Folter und Mord

Argentinien: Junta-“Todesengel” fasst lebenslang aus

Ausland
27.10.2011 11:24
Als "Todesengel" wurde der argentinische Marineoffizier Alfredo Astiz (Bild) einst berüchtigt. 28 Jahre nach Ende der Militärdiktatur in dem südamerikanischen Land wurden er und elf andere Ex-Offiziere nun am Mittwoch wegen schwerer Menschenrechtsverletzungen in der ehemaligen Marine-Schule ESMA zu lebenslanger Haft verurteilt. Vier weitere Ex-Offiziere erhielten Freiheitsstrafen zwischen 18 und 25 Jahren.

In dem vor zwei Jahren begonnenen Prozess ging es um 86 Fälle von Entführungen, Folter und Morden an Gegnern der von 1976 bis 1983 dauernden Militärdiktatur. Der ranghöchste Militär unter den Verurteilten ist der frühere Außenminister der Militärjunta und ehemalige Vizeadmiral Oscar Montes, der ebenfalls eine lebenslange Haft absitzen muss. Nur zwei der 18 Angeklagten wurden freigesprochen. Sie bleiben aber in Haft, weil sie sich in weiteren Prozessen vor Gericht verantworten müssen. Unter den 160 Zeugen befanden sich 79 Überlebende der Folterkammern der Marine.

Auch zwei französische Nonnen unter den Opfern
Besonders bekannt ist der Fall zweier getöteter französischer Nonnen. Alice Domon und Leonie Duquet waren im Dezember 1977 verschleppt worden. Mit ihnen wurden zehn weitere Aktivistinnen entführt, darunter die Gründerin der Mütter der Plaza de Mayo, einer Organisation von Frauen, deren Angehörige während der Diktatur verschwanden. Es wird angenommen, dass Duquet und vier Argentinierinnen, wie Tausende andere Opfer der Diktatur, lebend aus einem Flugzeug ins Meer geworfen wurden.

"Mörder, Mörder!", riefen Angehörige von Opfern nach der Urteilsverlesung. Nach 34 Jahren könnten die Familien endlich trauern, sagte ein Anwalt der Verwandten der 1977 entführten Nonnen. Eine Nichte von Leonie Duquet begrüßte das Urteil am Ende des zweijährigen Prozesses. Die Justiz sei "Basis der Demokratie", sagte Genevieve Jeaningros. "Alle, die ihr Leben gegeben haben, haben das nicht umsonst getan." Unterstützer der Angeklagten wiederum sangen im Gerichtssaal die argentinische Nationalhymne.

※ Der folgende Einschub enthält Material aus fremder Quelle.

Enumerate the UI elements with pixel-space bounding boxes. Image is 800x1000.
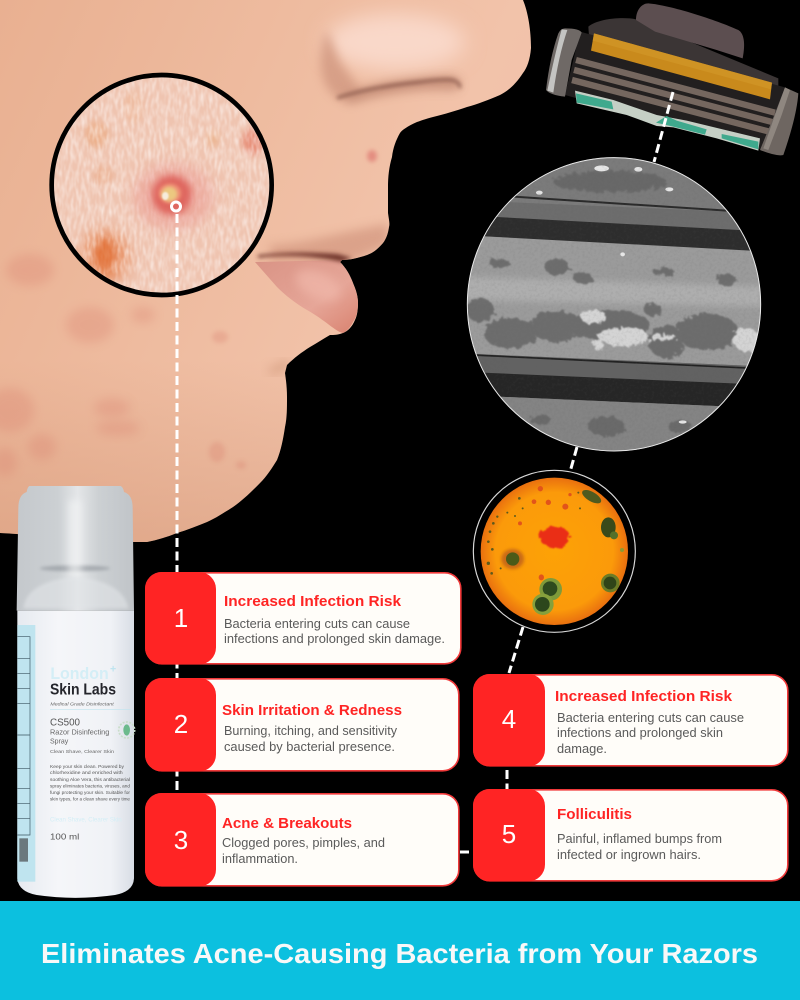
- mouth line: [258, 253, 352, 262]
- red colony: [540, 527, 570, 548]
- card 4: [473, 674, 788, 766]
- card 5: [473, 789, 788, 882]
- razor handle plate: [636, 3, 744, 58]
- spot under nose: [367, 150, 377, 162]
- card 5: infected or ingrown hairs.: [557, 848, 701, 862]
- dashed connector: pimple down through cards 1 to 3: [176, 214, 178, 793]
- card 3: 3: [174, 825, 188, 855]
- upper lip shadow: [270, 224, 388, 262]
- corrosion stains: [466, 171, 738, 437]
- product: spray bottle: [17, 486, 135, 898]
- bottle label text: [50, 664, 131, 842]
- card 3: [145, 793, 459, 886]
- card 1: [145, 572, 461, 664]
- dashed connector: razor to microscope view: [654, 92, 673, 162]
- bottle label text: Keep your skin clean. Powered by: [50, 764, 125, 769]
- bottle label text: +: [110, 664, 116, 676]
- dashed connector: card 4 to card 5: [506, 770, 508, 789]
- target ring on pimple: [172, 202, 180, 211]
- bottom banner: Eliminates Acne-Causing Bacteria from Your Razors: [41, 938, 758, 969]
- bottle label text: soothing Aloe Vera, this antibacterial: [50, 777, 130, 782]
- lower lip: [255, 260, 358, 333]
- card 2: [145, 678, 459, 772]
- card 1: Bacteria entering cuts can cause: [224, 617, 410, 631]
- bottom banner: [0, 901, 800, 1000]
- qr code: [19, 838, 28, 862]
- card 4: Bacteria entering cuts can cause: [557, 711, 744, 725]
- chin crease: [270, 362, 288, 372]
- card 1: Increased Infection Risk: [224, 593, 402, 610]
- microscope view of blade: [460, 150, 770, 460]
- razor hood: [588, 18, 778, 100]
- bottle label text: Clean Shave, Clearer Skin: [50, 817, 122, 824]
- bottle label text: Skin Labs: [50, 682, 116, 699]
- card 2: Skin Irritation & Redness: [222, 702, 402, 719]
- card 3: inflammation.: [222, 852, 298, 866]
- magnified skin circle: [50, 73, 277, 300]
- card 3: Clogged pores, pimples, and: [222, 836, 385, 850]
- dashed connector: card 3 to card 5: [460, 850, 473, 854]
- card 5: 5: [502, 819, 516, 849]
- dashed connector: petri dish to card 4: [509, 627, 523, 673]
- card 4: Increased Infection Risk: [555, 688, 733, 705]
- bottle label text: 100 ml: [50, 832, 80, 842]
- card 1: infections and prolonged skin damage.: [224, 632, 445, 646]
- bottle body: [17, 611, 134, 898]
- razor blades: [572, 60, 775, 132]
- clogged debris strip: [575, 91, 760, 151]
- vegan badge: [119, 722, 135, 738]
- left end cap: [546, 28, 582, 97]
- bottle label text: chlorhexidine and enriched with: [50, 770, 123, 775]
- bottle label text: skin types, for a clean shave every time: [50, 796, 130, 801]
- razor cartridge photo: [546, 3, 798, 155]
- bottle label text: Medical Grade Disinfectant: [50, 701, 114, 707]
- gold strip: [591, 33, 772, 99]
- blue side label: [17, 625, 35, 882]
- bottle label text: CS500: [50, 718, 80, 729]
- dashed connector: microscope view to petri dish: [570, 447, 577, 472]
- nose shading: [321, 14, 465, 104]
- right end cap: [760, 87, 798, 155]
- cheek blemishes: [0, 254, 246, 476]
- bottle label text: Spray: [50, 737, 69, 746]
- card 2: caused by bacterial presence.: [224, 740, 395, 754]
- petri dish: [473, 470, 635, 632]
- razor frame: [565, 32, 785, 150]
- bottle label text: fungi protecting your skin. Suitable for: [50, 790, 130, 795]
- card 3: Acne & Breakouts: [222, 815, 352, 832]
- bottle label text: London: [50, 664, 109, 683]
- bright debris: [580, 310, 760, 351]
- bottle label text: Razor Disinfecting: [50, 728, 109, 737]
- card 4: infections and prolonged skin: [557, 726, 723, 740]
- card 1: 1: [174, 603, 188, 633]
- card 5: Folliculitis: [557, 806, 632, 823]
- card 4: 4: [502, 704, 516, 734]
- face photo: [0, 0, 540, 545]
- green colonies: [501, 487, 624, 615]
- bottle label text: Clean Shave, Clearer Skin: [50, 749, 114, 755]
- small colonies: [487, 492, 581, 575]
- card 4: damage.: [557, 742, 607, 756]
- card 2: 2: [174, 709, 188, 739]
- bottle cap: [17, 486, 134, 611]
- card 5: Painful, inflamed bumps from: [557, 832, 722, 846]
- bottle label text: spray eliminates bacteria, viruses, and: [50, 783, 130, 788]
- card 2: Burning, itching, and sensitivity: [224, 724, 398, 738]
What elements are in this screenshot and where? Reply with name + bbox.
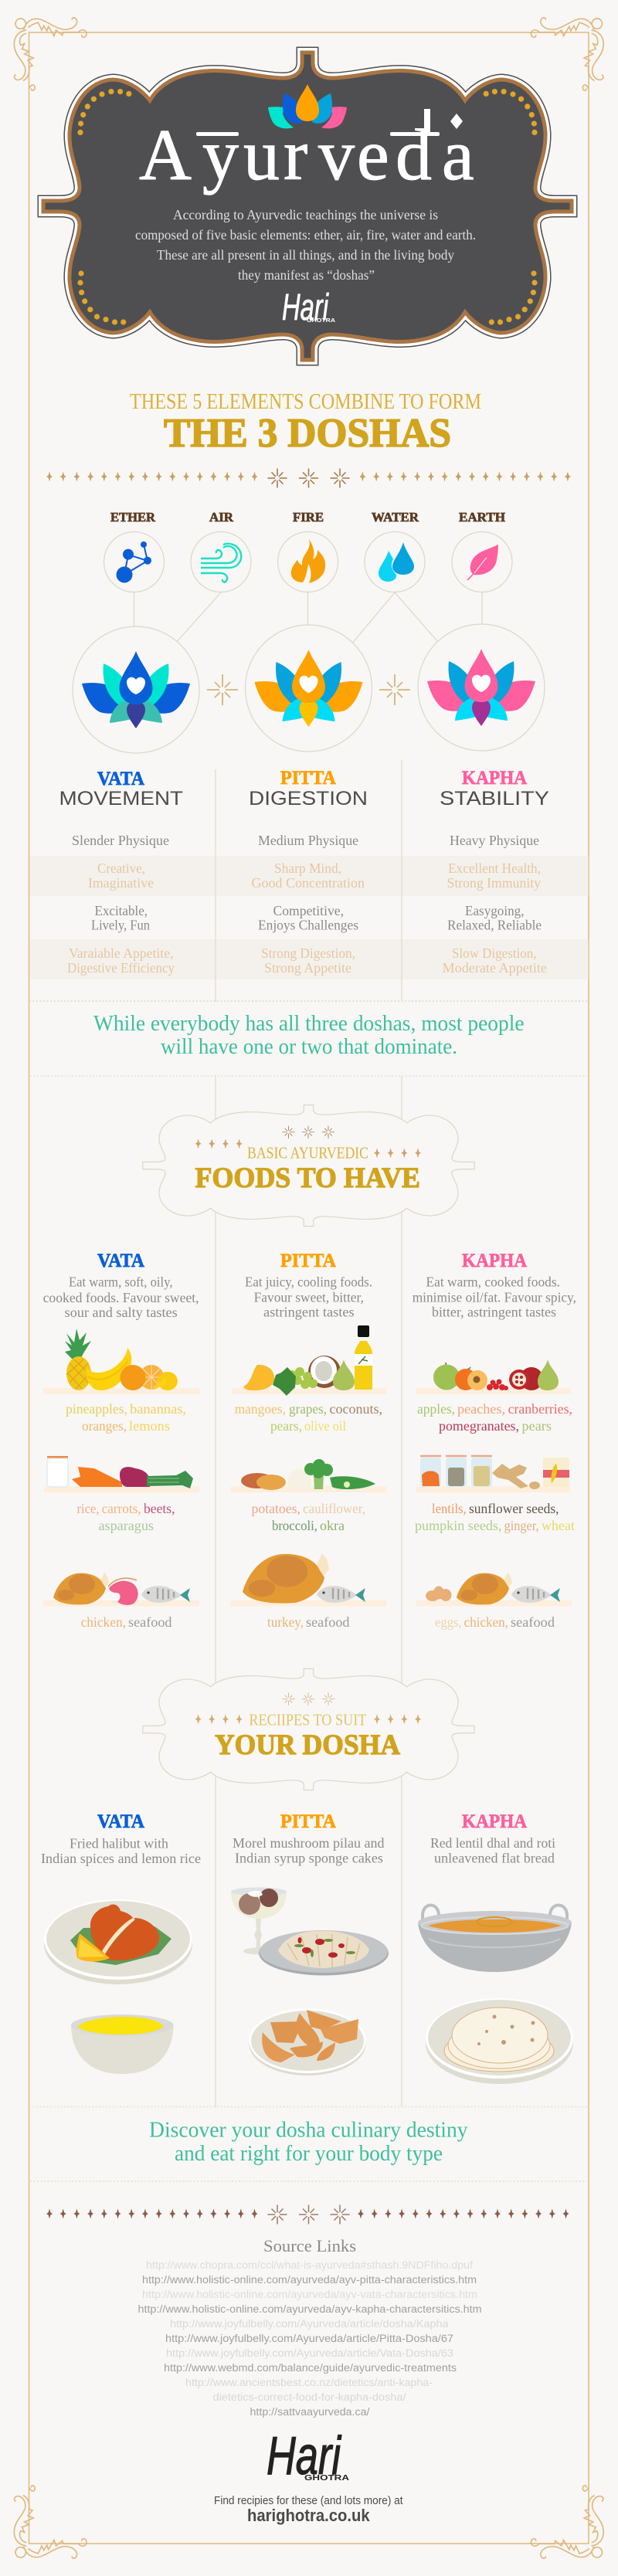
panel: vata foods: rice, <box>77 1501 99 1516</box>
panel: pitta properties: Strong Appetite <box>264 960 351 976</box>
panel: pitta properties: Good Concentration <box>252 875 365 891</box>
icon: protein group <box>243 1553 365 1604</box>
icon: lemon rice bowl <box>71 2014 173 2074</box>
panel: pitta foods: olive oil <box>304 1418 346 1434</box>
panel: pitta foods: Eat juicy, cooling foods. <box>245 1274 372 1289</box>
icon: sweet pastries plate <box>249 2008 366 2075</box>
panel: pitta foods: broccoli, <box>272 1518 317 1533</box>
intro text: composed of five basic elements: ether, air, fire, water and earth. <box>135 227 476 243</box>
source links: http://www.holistic-online.com/ayurveda/ayv-kapha-charactersitics.htm <box>138 2303 482 2315</box>
intro text: they manifest as “doshas” <box>238 267 375 283</box>
panel: vata foods: cooked foods. Favour sweet, <box>43 1290 199 1305</box>
panel: vata foods: sour and salty tastes <box>65 1305 178 1320</box>
icon: title lotus <box>268 84 347 128</box>
panel: pitta properties: DIGESTION <box>249 788 368 809</box>
footer call to action: Find recipies for these (and lots more) at <box>214 2495 403 2507</box>
panel: kapha recipes: Red lentil dhal and roti <box>430 1835 555 1851</box>
panel: kapha foods: seafood <box>511 1614 555 1630</box>
icon: pitta lotus <box>255 650 363 727</box>
panel: vata foods: banannas, <box>130 1401 186 1417</box>
panel: pitta foods: mangoes, <box>235 1401 286 1417</box>
panel: kapha properties: Heavy Physique <box>450 833 539 848</box>
panel: kapha recipes: KAPHA <box>462 1811 527 1832</box>
icon: dhal kadai <box>418 1905 572 1972</box>
panel: kapha foods: chicken, <box>464 1614 508 1630</box>
panel: pitta recipes <box>231 1811 389 2075</box>
panel: kapha foods: eggs, <box>435 1614 462 1630</box>
footer call to action <box>214 2495 403 2525</box>
source links <box>138 2236 482 2418</box>
panel: pitta foods: cauliflower, <box>303 1501 365 1516</box>
icon: ether molecule <box>116 541 151 582</box>
panel: vata foods: asparagus <box>99 1518 154 1533</box>
source links: http://www.joyfulbelly.com/Ayurveda/article/dosha/Kapha <box>170 2318 449 2330</box>
panel: pitta foods: grapes, <box>289 1401 327 1417</box>
panel: kapha foods: ginger, <box>504 1518 539 1533</box>
icon: roti plate <box>426 1998 573 2084</box>
logo: Hari Ghotra white: Hari <box>282 287 329 328</box>
callout: discover your dosha <box>149 2118 468 2166</box>
callout: dominant doshas: will have one or two that dominate. <box>161 1034 457 1059</box>
panel: kapha properties: Excellent Health, <box>448 860 541 876</box>
star <box>207 674 238 705</box>
panel: kapha foods: KAPHA <box>462 1251 527 1271</box>
panel: pitta foods <box>230 1251 386 1630</box>
panel: kapha foods: minimise oil/fat. Favour spicy, <box>413 1290 576 1305</box>
dotted dividers <box>29 1001 589 2181</box>
panel: kapha foods: pumpkin seeds, <box>415 1518 502 1533</box>
panel: pitta properties <box>249 768 368 976</box>
panel: pitta properties: Strong Digestion, <box>261 945 355 961</box>
heading: the 3 doshas <box>130 389 481 456</box>
panel: kapha foods: sunflower seeds, <box>469 1501 559 1516</box>
panel: vata properties: Digestive Efficiency <box>67 960 175 976</box>
panel: fire: FIRE <box>293 510 324 524</box>
source links: http://www.ancientsbest.co.nz/dietetics/anti-kapha- <box>185 2377 433 2388</box>
panel: kapha foods: peaches, <box>457 1401 505 1417</box>
panel: foods plaque: BASIC AYURVEDIC <box>247 1143 368 1162</box>
icon: wind <box>201 544 241 582</box>
icon: pulses, seeds and spices group <box>420 1456 569 1489</box>
panel: pitta foods: pears, <box>270 1418 302 1434</box>
panel: recipes plaque <box>144 1670 473 1789</box>
icon: kapha lotus <box>427 649 535 726</box>
shelves <box>230 1388 386 1607</box>
panel: pitta lotus <box>246 625 372 752</box>
panel: vata foods: chicken, <box>81 1614 126 1630</box>
panel: pitta properties: Medium Physique <box>258 833 358 848</box>
panel: foods plaque <box>144 1106 473 1225</box>
panel: kapha properties: Moderate Appetite <box>442 960 547 976</box>
icon: vata lotus <box>82 651 190 728</box>
panel: pitta properties: Sharp Mind, <box>274 860 341 876</box>
panel: vata foods: carrots, <box>102 1501 141 1516</box>
panel: kapha properties: Easygoing, <box>465 903 524 918</box>
icon: vegetables group <box>241 1459 375 1490</box>
panel: vata properties: MOVEMENT <box>59 788 183 809</box>
panel: earth <box>452 510 512 592</box>
panel: vata properties: Varaiable Appetite, <box>69 945 173 961</box>
panel: kapha foods: apples, <box>417 1401 455 1417</box>
heading: the 3 doshas: THE 3 DOSHAS <box>164 411 451 456</box>
panel: kapha properties: KAPHA <box>462 768 527 789</box>
panel: pitta foods: potatoes, <box>252 1501 301 1516</box>
panel: kapha foods: bitter, astringent tastes <box>432 1305 556 1320</box>
intro text: These are all present in all things, and in the living body <box>157 247 454 263</box>
panel: pitta foods: coconuts, <box>329 1401 382 1417</box>
icon: halibut plate <box>44 1899 192 1984</box>
source links: http://www.holistic-online.com/ayurveda/ayv-pitta-characteristics.htm <box>142 2274 477 2286</box>
star <box>379 674 410 705</box>
panel: vata recipes: Indian spices and lemon rice <box>41 1851 201 1866</box>
panel: kapha lotus <box>418 624 545 751</box>
panel: kapha foods: lentils, <box>432 1501 467 1516</box>
panel: pitta foods: PITTA <box>280 1251 336 1271</box>
panel: pitta recipes: Indian syrup sponge cakes <box>235 1851 383 1866</box>
source links: http://www.joyfulbelly.com/Ayurveda/article/Vata-Dosha/63 <box>166 2347 453 2359</box>
callout: discover your dosha: and eat right for your body type <box>175 2141 443 2166</box>
panel: earth: EARTH <box>459 510 505 524</box>
panel: air: AIR <box>209 510 234 524</box>
icon: fruit group <box>243 1325 372 1396</box>
source links: http://www.holistic-online.com/ayurveda/ayv-vata-charactersitics.htm <box>142 2289 477 2300</box>
icon: vegetables group <box>47 1456 193 1488</box>
panel: pitta foods: okra <box>320 1518 345 1533</box>
divider <box>46 2204 569 2225</box>
connector lines <box>134 592 482 643</box>
source links: Source Links <box>263 2236 356 2255</box>
panel: kapha foods: cranberries, <box>508 1401 572 1417</box>
panel: kapha properties: Relaxed, Reliable <box>447 918 542 933</box>
panel: kapha foods <box>413 1251 576 1630</box>
intro text: According to Ayurvedic teachings the universe is <box>173 207 438 222</box>
title: Ayurveda <box>139 115 474 195</box>
intro text <box>135 207 476 283</box>
panel: pitta foods: turkey, <box>267 1614 304 1630</box>
panel: vata recipes: Fried halibut with <box>70 1835 168 1851</box>
panel: fire <box>278 510 338 592</box>
footer call to action: harighotra.co.uk <box>247 2506 370 2525</box>
source links: http://www.chopra.com/ccl/what-is-ayurveda#sthash.9NDFfiho.dpuf <box>146 2259 473 2271</box>
panel: ether <box>104 510 164 592</box>
shelves <box>43 1388 199 1607</box>
panel: recipes plaque: RECIIPES TO SUIT <box>249 1711 367 1729</box>
source links: http://sattvaayurveda.ca/ <box>250 2406 370 2418</box>
panel: vata recipes <box>41 1811 201 2074</box>
table bands <box>29 856 589 979</box>
panel: title plaque <box>43 53 572 360</box>
panel: kapha foods: Eat warm, cooked foods. <box>426 1274 560 1289</box>
panel: vata foods <box>43 1251 199 1630</box>
icon: fruit group <box>433 1359 559 1390</box>
icon: protein group <box>426 1573 560 1604</box>
logo: Hari Ghotra black: GHOTRA <box>304 2473 350 2483</box>
callout: dominant doshas: While everybody has all three doshas, most people <box>93 1011 524 1036</box>
panel: vata lotus <box>73 626 199 753</box>
panel: foods plaque: FOODS TO HAVE <box>195 1162 420 1194</box>
panel: pitta recipes: PITTA <box>280 1811 336 1832</box>
panel: vata foods: seafood <box>128 1614 172 1630</box>
panel: pitta recipes: Morel mushroom pilau and <box>233 1835 385 1851</box>
panel: pitta foods: Favour sweet, bitter, <box>254 1290 364 1305</box>
icon: water drops <box>379 542 414 582</box>
panel: vata properties <box>59 769 183 976</box>
icon: leaf <box>467 545 498 580</box>
panel: vata foods: Eat warm, soft, oily, <box>69 1274 173 1290</box>
icon: flame <box>291 539 325 583</box>
panel: vata properties: Imaginative <box>88 875 154 891</box>
decorative gold dots <box>77 89 538 325</box>
panel: vata properties: Slender Physique <box>72 833 169 848</box>
panel: vata properties: Creative, <box>97 860 145 876</box>
icon: fruit group <box>65 1329 178 1390</box>
heading: the 3 doshas: THESE 5 ELEMENTS COMBINE TO FORM <box>130 389 481 414</box>
panel: kapha properties: STABILITY <box>440 788 549 809</box>
panel: pitta foods: astringent tastes <box>263 1305 355 1320</box>
panel: vata foods: VATA <box>97 1251 144 1271</box>
panel: pitta properties: PITTA <box>280 768 336 789</box>
panel: kapha properties: Strong Immunity <box>447 875 541 891</box>
column lines <box>216 760 402 2107</box>
icon: protein group <box>53 1573 190 1605</box>
panel: ether: ETHER <box>110 510 156 524</box>
logo: Hari Ghotra white: GHOTRA <box>307 318 335 324</box>
source links: http://www.webmd.com/balance/guide/ayurvedic-treatments <box>164 2362 457 2374</box>
panel: recipes plaque: YOUR DOSHA <box>215 1729 400 1761</box>
panel: kapha recipes <box>418 1811 573 2084</box>
panel: vata foods: oranges, <box>82 1418 127 1434</box>
panel: vata recipes: VATA <box>97 1811 144 1832</box>
icon: syrup sponge dessert <box>231 1888 287 1954</box>
panel: kapha properties: Slow Digestion, <box>452 945 536 961</box>
panel: vata properties: Excitable, <box>94 903 148 918</box>
panel: vata foods: pineapples, <box>66 1401 127 1417</box>
panel: kapha foods: pomegranates, <box>439 1418 519 1434</box>
panel: water: WATER <box>372 510 419 524</box>
panel: pitta foods: seafood <box>306 1614 350 1630</box>
source links: dietetics-correct-food-for-kapha-dosha/ <box>213 2391 406 2403</box>
panel: kapha recipes: unleavened flat bread <box>434 1851 555 1866</box>
panel: vata foods: lemons <box>129 1418 170 1434</box>
panel: air <box>191 510 251 592</box>
callout: dominant doshas <box>93 1011 524 1059</box>
panel: vata foods: beets, <box>144 1501 175 1516</box>
panel: vata properties: VATA <box>97 769 144 789</box>
icon: mushroom pilau plate <box>259 1930 389 1976</box>
logo: Hari Ghotra black: Hari <box>267 2425 342 2486</box>
panel: pitta properties: Enjoys Challenges <box>258 918 358 933</box>
divider <box>46 468 571 488</box>
panel: pitta properties: Competitive, <box>273 903 344 918</box>
panel: kapha properties <box>440 768 549 976</box>
shelves <box>416 1388 572 1607</box>
panel: kapha foods: wheat <box>542 1518 575 1533</box>
panel: vata properties: Lively, Fun <box>91 918 150 933</box>
panel: kapha foods: pears <box>522 1418 552 1434</box>
panel: water <box>365 510 425 592</box>
callout: discover your dosha: Discover your dosha culinary destiny <box>149 2118 468 2143</box>
source links: http://www.joyfulbelly.com/Ayurveda/article/Pitta-Dosha/67 <box>165 2333 453 2344</box>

"Todesengel" auch in Frankreich und Italien verurteilt
In Frankreich war der heute 59-jährige "Todesengel" Alfredo Astiz bereits 1990 in Abwesenheit zu lebenslanger Haft verurteilt worden, in Italien im Jahr 2007. Ein argentinisches Gericht hatte Astiz bereits nach dem Ende der Militärherrschaft für schuldig befunden, Morde, Folter und Entführungen begangen zu haben. Ende der 1980er-Jahre jedoch wurden unter dem peronistischen Präsidenten Carlos Menem Amnestiegesetze erlassen, von denen Astiz profitierte. Der Oberste Gerichtshof des Landes erklärte den Gnadenerlass später aber für nichtig.

30.000 Menschen gefoltert, ermordet, verschwunden
Zur Zeit der Militärdiktatur war Astiz in der Marineingenieursschule ESMA in Buenos Aires tätig - einem der Folterzentren der Junta, das als Symbol für die Gewalt in die Geschichte einging. Dort sollen rund 5.000 Menschen misshandelt worden sein. Insgesamt wurden während der argentinischen Militärdiktatur nach Schätzungen von Menschenrechtsorganisationen bis zu 30.000 Menschen gefoltert, ermordet oder verschwanden spurlos. Die ehemalige Marine-Schule ist heute Museum und Gedenkstätte.